An ontology comprises the explicitly articulated and shared concepts of a knowledge community or domain. These concepts are arranged formally in a taxonomy and are governed by specifically defined rules and axioms. Ontologies often play an important role in knowledge management information technology (KMIT). An enterprise knowledge management IT system, for example, may use an ontology “to facilitate communication, search, storage, and [knowledge] representation” (O’Leary, 1998, p. 58). A general survey of the literature suggests that ontologies are capable of improving performance in a large variety of knowledge management IT functions, especially relative to knowledgebases for best practices, lessons learned, human resource skills, Help Desks, FAQs, document collections, standards and regulations, products, services, proposals, and the like. In addition, as we look to the future, ontologies will function centrally in agent-mediated knowledge management (AMKM), distributed knowledge management (DKM), and the Semantic Web (Daconta, Obrst, & Smith, 2003; Fensel, 2001; Heflin, Volz, & Dale, 2002; McGuiness, 2002), as these technologies become pervasive in a global economy that distributes KM knowledgebases across companies and cultures.

Key Terms in this Chapter

Taxonomy: (is-a) : An ordered list of taxa or categories. A subordinate taxon (category) inherits the defining characteristics of its superordinate (parent) taxon. Example : An automobile has all the characteristics of its superclass, vehicle , but not of its sibling class truck .

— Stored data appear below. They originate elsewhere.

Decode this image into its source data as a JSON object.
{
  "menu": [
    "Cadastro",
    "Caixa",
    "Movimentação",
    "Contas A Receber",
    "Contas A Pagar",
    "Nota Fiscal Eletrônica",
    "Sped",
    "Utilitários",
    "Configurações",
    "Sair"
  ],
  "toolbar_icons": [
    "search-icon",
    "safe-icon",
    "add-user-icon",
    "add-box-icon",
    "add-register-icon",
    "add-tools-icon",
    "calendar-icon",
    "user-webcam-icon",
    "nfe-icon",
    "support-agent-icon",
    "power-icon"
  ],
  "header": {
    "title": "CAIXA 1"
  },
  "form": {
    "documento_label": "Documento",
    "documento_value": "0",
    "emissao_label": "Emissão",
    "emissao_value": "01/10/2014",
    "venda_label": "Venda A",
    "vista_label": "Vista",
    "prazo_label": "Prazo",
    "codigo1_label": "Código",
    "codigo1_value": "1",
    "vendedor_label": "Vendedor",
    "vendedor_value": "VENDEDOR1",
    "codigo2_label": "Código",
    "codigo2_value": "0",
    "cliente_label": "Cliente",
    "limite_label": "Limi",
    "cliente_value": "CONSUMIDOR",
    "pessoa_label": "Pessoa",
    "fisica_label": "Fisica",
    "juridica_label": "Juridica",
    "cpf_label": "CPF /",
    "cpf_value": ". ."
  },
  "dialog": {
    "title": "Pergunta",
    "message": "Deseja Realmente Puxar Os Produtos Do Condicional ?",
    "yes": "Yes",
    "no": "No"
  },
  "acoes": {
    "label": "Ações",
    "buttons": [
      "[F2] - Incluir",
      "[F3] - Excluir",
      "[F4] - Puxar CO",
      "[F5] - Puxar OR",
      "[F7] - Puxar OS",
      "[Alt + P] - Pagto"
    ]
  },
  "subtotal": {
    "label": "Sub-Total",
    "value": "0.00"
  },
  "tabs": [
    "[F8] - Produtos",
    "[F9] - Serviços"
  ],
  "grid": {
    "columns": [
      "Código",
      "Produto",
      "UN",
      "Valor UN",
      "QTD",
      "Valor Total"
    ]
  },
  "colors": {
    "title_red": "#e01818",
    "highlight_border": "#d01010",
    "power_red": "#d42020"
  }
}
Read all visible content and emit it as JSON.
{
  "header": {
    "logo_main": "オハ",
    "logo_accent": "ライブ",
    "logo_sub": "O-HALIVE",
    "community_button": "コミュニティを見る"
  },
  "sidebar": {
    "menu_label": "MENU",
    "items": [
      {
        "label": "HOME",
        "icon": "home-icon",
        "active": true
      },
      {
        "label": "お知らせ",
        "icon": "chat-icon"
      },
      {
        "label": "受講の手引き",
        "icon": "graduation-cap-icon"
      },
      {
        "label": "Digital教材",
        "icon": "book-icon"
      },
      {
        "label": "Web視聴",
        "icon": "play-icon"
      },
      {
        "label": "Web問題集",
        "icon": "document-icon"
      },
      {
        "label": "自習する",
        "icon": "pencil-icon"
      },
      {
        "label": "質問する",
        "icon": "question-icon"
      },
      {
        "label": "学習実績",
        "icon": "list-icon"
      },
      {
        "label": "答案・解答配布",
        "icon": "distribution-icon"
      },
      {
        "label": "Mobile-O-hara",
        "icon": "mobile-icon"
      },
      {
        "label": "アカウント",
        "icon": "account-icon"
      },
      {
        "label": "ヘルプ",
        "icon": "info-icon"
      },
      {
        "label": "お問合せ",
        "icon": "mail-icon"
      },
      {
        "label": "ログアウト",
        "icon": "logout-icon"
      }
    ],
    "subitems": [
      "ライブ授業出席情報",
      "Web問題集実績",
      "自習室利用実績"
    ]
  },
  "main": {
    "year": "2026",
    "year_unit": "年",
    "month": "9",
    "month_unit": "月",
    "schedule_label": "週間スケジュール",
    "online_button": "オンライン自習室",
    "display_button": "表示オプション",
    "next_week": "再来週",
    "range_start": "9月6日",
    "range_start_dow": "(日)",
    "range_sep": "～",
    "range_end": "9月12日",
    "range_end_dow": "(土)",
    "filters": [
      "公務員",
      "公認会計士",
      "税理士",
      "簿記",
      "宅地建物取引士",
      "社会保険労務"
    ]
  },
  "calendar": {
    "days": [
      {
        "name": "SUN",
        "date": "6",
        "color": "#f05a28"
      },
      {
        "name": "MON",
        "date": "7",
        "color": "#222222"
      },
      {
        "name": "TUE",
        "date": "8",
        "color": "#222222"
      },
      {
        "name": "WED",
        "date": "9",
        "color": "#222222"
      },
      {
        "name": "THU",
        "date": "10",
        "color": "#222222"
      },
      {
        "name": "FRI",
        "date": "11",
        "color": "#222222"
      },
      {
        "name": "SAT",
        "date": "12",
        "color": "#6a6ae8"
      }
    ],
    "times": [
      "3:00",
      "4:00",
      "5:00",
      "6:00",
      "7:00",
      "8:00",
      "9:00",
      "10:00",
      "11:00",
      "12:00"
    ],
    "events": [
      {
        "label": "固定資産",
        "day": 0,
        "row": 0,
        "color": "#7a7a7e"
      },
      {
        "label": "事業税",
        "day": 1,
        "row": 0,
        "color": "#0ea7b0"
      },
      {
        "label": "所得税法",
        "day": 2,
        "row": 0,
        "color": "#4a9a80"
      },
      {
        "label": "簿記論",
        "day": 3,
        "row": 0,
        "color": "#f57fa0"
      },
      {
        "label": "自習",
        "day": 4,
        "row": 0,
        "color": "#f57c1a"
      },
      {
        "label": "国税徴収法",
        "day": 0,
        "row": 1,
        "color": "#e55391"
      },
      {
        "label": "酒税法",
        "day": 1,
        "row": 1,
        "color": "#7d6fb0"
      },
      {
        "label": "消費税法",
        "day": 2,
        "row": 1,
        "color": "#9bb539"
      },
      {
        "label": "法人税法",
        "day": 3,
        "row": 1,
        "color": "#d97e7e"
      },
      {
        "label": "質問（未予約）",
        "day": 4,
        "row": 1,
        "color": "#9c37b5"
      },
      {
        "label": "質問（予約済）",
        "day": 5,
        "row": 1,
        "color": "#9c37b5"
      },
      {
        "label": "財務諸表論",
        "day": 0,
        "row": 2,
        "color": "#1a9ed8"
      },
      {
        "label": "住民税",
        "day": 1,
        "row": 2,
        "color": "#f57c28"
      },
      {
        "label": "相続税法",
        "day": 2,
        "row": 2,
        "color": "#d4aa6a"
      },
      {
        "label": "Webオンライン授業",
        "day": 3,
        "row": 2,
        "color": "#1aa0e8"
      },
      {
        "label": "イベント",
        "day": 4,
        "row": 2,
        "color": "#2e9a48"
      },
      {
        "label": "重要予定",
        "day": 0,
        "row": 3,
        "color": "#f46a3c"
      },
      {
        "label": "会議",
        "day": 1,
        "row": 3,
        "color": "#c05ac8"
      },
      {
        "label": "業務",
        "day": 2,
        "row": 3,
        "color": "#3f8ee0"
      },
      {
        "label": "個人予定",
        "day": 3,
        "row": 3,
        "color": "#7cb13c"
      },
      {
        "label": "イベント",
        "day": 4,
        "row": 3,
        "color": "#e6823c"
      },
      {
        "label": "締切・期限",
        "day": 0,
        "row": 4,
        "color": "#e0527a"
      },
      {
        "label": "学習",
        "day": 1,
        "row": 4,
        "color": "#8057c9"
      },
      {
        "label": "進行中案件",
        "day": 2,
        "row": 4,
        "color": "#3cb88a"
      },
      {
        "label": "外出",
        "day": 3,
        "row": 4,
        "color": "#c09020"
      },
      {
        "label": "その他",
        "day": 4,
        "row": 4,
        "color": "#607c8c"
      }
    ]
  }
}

Subsumption: An entity exists in a subsumption relationship to another entity when it falls in a directly lower class in the taxonomy. The subsumed entity inherits the characteristics of the classes above it. Example : The term dog exists in a subsumption relationship to the family Canidae, and inherits canine characteristics; dog does not, however, exist in a subsumption relationship to the family Felidae, so logically cannot inherit feline or cat-like characteristics.

Extension: A class definition that simply lists or enumerates all class members (mathematical sets and subsets). Example : the class of US automobile manufacturers would be extensionally defined by listing all the manufacturers.

Intension: A class definition that states necessary attributes or criteria of membership inclusion or exclusion. Example : the class of U.S. automobile manufacturers would be intensionally defined by listing the criteria of membership, such as plant location, ownership, headquarters location, and the like.

Axiom: A rule or maxim accepted as a truth in the ontology. Axioms provide the inferencing or logical power of the ontology. Example : “If and only if a wine is red, then it is derived from a grape that is red.”

Partonomy: (part-of) : A realization of mereology that specifies in a subsumption hierarchy the relationship of parts to the whole. Example : A whole wooden pencil consists of these parts: wooden shaft, paint, embossed logo, graphite core, eraser, and the like.

Conceptualization: A model of reality, a generalized abstraction of particular items. Example : A radio exists physically, but when conceptualized it exists symbolically as some form of knowledge representation: a word, picture, diagram, graph, or formula.